如，在电力生产中，若安装了APCD，则空气污染物的产生与电力生产量就不具有强的相关性，应当采用by-product模型。

#!/usr/bin/env python
# coding: utf-8


import numpy as np
import pandas as pd
import pulp




class DEAProblem:
    """
    Help on class DEAProblem

    DEAProblem(inputs, outputs, bad_outs, weight_vector, directional_factor=None, returns='CRS',
                 in_weights=[0, None], out_weights=[0, None],badout_weights=[0, None])

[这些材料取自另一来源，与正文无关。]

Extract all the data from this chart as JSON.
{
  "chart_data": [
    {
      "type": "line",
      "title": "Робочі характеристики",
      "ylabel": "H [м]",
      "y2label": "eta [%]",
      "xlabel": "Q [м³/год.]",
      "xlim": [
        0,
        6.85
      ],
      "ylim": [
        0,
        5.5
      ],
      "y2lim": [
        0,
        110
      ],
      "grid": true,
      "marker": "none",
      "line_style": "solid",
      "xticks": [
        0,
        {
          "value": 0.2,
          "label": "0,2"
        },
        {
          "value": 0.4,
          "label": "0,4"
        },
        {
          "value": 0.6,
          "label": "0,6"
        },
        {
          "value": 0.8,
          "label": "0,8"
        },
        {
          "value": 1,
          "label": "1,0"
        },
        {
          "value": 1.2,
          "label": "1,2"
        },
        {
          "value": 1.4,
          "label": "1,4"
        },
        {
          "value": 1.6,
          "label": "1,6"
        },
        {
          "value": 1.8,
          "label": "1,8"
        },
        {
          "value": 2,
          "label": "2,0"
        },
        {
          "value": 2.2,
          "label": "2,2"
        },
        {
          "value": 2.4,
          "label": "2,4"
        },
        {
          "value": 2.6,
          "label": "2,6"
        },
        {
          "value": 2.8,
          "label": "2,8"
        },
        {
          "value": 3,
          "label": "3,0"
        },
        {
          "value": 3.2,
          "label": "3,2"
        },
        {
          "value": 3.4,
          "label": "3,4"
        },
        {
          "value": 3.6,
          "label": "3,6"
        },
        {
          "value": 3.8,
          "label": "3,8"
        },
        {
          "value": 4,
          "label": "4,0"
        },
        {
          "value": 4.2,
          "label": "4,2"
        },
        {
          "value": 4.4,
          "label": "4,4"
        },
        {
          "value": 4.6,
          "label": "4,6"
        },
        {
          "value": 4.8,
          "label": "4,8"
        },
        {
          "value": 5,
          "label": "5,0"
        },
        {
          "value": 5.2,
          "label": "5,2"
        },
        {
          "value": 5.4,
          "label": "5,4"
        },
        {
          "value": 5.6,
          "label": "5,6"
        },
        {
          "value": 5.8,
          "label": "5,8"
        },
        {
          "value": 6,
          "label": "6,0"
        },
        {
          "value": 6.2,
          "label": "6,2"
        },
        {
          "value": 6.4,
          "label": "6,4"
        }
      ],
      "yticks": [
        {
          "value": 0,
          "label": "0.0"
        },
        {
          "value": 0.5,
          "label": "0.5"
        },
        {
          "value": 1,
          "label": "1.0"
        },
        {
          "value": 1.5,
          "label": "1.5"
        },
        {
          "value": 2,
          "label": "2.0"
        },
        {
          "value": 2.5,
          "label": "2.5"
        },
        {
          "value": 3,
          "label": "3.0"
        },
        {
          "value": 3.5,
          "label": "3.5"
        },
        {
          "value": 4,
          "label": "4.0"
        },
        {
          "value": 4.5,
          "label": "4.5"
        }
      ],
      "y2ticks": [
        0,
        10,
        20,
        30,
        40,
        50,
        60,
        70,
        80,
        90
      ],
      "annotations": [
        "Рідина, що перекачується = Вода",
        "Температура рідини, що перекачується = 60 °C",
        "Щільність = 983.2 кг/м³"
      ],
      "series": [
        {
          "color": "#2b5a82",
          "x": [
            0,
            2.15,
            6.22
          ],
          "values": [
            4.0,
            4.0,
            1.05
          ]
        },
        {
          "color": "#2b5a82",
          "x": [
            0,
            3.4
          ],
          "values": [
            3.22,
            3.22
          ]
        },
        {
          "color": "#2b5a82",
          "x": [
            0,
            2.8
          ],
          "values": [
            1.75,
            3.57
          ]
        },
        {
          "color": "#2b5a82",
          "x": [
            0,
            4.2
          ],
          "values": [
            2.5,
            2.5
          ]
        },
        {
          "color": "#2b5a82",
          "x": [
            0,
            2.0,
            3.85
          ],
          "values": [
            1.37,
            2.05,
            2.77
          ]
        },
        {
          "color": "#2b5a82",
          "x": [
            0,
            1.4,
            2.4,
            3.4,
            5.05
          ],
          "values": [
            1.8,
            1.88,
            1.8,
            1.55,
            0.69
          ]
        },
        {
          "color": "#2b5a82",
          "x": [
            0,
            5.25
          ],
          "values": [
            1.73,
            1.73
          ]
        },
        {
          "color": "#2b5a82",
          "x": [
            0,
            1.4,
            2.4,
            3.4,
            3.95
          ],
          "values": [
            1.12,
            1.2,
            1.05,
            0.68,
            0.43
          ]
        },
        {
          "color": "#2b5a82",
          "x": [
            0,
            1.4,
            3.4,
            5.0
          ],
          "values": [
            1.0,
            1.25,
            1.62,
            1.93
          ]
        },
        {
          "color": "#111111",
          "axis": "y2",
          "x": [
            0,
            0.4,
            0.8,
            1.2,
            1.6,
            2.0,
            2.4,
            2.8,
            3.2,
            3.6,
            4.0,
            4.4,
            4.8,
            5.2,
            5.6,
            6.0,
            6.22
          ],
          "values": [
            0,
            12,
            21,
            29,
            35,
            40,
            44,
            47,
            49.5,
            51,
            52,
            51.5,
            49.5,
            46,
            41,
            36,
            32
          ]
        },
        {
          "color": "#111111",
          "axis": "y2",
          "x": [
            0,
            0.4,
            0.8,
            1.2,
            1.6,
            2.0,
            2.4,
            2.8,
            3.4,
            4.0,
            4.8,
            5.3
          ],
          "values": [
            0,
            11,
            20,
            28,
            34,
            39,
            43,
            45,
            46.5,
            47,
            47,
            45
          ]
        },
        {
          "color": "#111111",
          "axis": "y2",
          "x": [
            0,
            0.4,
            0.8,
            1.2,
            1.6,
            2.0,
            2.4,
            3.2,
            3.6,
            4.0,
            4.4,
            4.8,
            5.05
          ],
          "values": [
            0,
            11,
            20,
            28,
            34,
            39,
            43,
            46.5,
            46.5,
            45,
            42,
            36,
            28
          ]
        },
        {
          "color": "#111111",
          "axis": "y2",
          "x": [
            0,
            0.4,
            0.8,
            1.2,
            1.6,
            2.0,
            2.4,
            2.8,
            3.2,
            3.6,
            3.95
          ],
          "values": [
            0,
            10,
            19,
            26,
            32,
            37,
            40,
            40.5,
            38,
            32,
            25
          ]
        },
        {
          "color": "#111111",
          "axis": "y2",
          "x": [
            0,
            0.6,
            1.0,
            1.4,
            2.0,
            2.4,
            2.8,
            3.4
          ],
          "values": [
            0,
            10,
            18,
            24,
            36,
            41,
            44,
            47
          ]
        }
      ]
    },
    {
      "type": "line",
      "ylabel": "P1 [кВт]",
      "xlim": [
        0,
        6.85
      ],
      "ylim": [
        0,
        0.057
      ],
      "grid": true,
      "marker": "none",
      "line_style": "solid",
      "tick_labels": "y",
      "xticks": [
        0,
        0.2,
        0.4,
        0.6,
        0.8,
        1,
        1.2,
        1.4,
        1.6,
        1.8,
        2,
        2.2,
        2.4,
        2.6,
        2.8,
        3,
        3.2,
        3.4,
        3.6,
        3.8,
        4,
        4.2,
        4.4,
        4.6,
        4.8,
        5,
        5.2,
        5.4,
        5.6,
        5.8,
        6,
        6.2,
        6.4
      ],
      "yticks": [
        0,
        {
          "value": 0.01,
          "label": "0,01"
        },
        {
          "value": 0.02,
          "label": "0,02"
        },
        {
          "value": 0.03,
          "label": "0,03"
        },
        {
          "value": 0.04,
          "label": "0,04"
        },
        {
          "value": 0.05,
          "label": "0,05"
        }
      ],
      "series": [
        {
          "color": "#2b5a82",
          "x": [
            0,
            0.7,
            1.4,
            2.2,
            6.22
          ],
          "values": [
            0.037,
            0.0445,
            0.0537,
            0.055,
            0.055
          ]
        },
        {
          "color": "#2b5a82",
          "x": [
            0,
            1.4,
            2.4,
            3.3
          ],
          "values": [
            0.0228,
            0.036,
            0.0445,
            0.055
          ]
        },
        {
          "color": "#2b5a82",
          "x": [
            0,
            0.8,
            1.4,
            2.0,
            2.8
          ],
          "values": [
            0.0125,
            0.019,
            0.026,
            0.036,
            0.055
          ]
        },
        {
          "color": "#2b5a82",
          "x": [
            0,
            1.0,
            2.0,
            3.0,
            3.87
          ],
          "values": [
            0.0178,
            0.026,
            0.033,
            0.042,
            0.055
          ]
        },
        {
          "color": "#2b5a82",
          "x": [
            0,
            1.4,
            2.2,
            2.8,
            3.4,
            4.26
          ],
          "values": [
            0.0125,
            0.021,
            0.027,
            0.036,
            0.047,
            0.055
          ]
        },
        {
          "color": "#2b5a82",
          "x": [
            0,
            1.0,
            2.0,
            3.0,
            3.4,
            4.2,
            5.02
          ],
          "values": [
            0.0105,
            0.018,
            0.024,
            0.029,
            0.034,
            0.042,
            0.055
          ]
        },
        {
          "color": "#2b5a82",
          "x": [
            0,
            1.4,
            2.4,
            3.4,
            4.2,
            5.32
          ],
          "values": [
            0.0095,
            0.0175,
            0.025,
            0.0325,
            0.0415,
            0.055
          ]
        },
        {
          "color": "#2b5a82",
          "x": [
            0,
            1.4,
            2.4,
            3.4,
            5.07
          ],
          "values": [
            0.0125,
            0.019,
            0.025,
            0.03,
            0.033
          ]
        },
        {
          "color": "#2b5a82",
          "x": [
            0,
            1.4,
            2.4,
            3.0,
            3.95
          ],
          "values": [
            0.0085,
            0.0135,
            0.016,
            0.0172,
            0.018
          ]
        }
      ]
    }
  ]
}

    DEAProblem solves DEA model using directional distance function.

    Parameters:
    inputs: input data, DataFrame data
    outputs: output data, DataFrame data
    bad_outs: undesirable output data, DataFrame data
    weight_vector: weights for individual inputs and outputs. List data
    """

    def __init__(
        self,
        n_inputs,
        p_inputs,
        outputs,
        bad_outs,
        weight_vector,
        directional_factor=None,
        returns="CRS",
        in_weights=[0, None],
        out_weights=[0, None],
        badout_weights=[0, None],
    ):
        self.n_inputs = n_inputs
        self.p_inputs = p_inputs
        self.outputs = outputs
        self.bad_outs = bad_outs
        self.returns = returns
        self.weight_vector = (
            weight_vector  # weight vector in directional distance function
        )

        self.J, self.nI = self.n_inputs.shape  # no of DMUs, non-polluting inputs
        _, self.pI = self.p_inputs.shape  # no of polluting inputs
        _, self.R = self.outputs.shape  # no of outputs
        _, self.S = self.bad_outs.shape  # no of bad outputs
        self._ni = range(self.nI)  # iterate over non-polluting inputs
        self._pi = range(self.pI)  # iterable over polluting inputs
        self._r = range(self.R)  # outputs
        self._s = range(self.S)  # bad_output
        self._j = range(self.J)  # DMUs
        if directional_factor == None:
            self.gx1 = self.n_inputs
            self.gx2 = self.p_inputs
            self.gy = self.outputs
            self.gb = self.bad_outs
        else:
            self.gx1 = directional_factor[: self.nI]
            self.gx2 = directional_factor[: (self.nI + self.pI)]
            self.gy = directional_factor[
                (self.nI + self.pI) : ((self.nI + self.pI) + self.J)
            ]
            self.gy = directional_factor[((self.nI + self.pI) + self.J) :]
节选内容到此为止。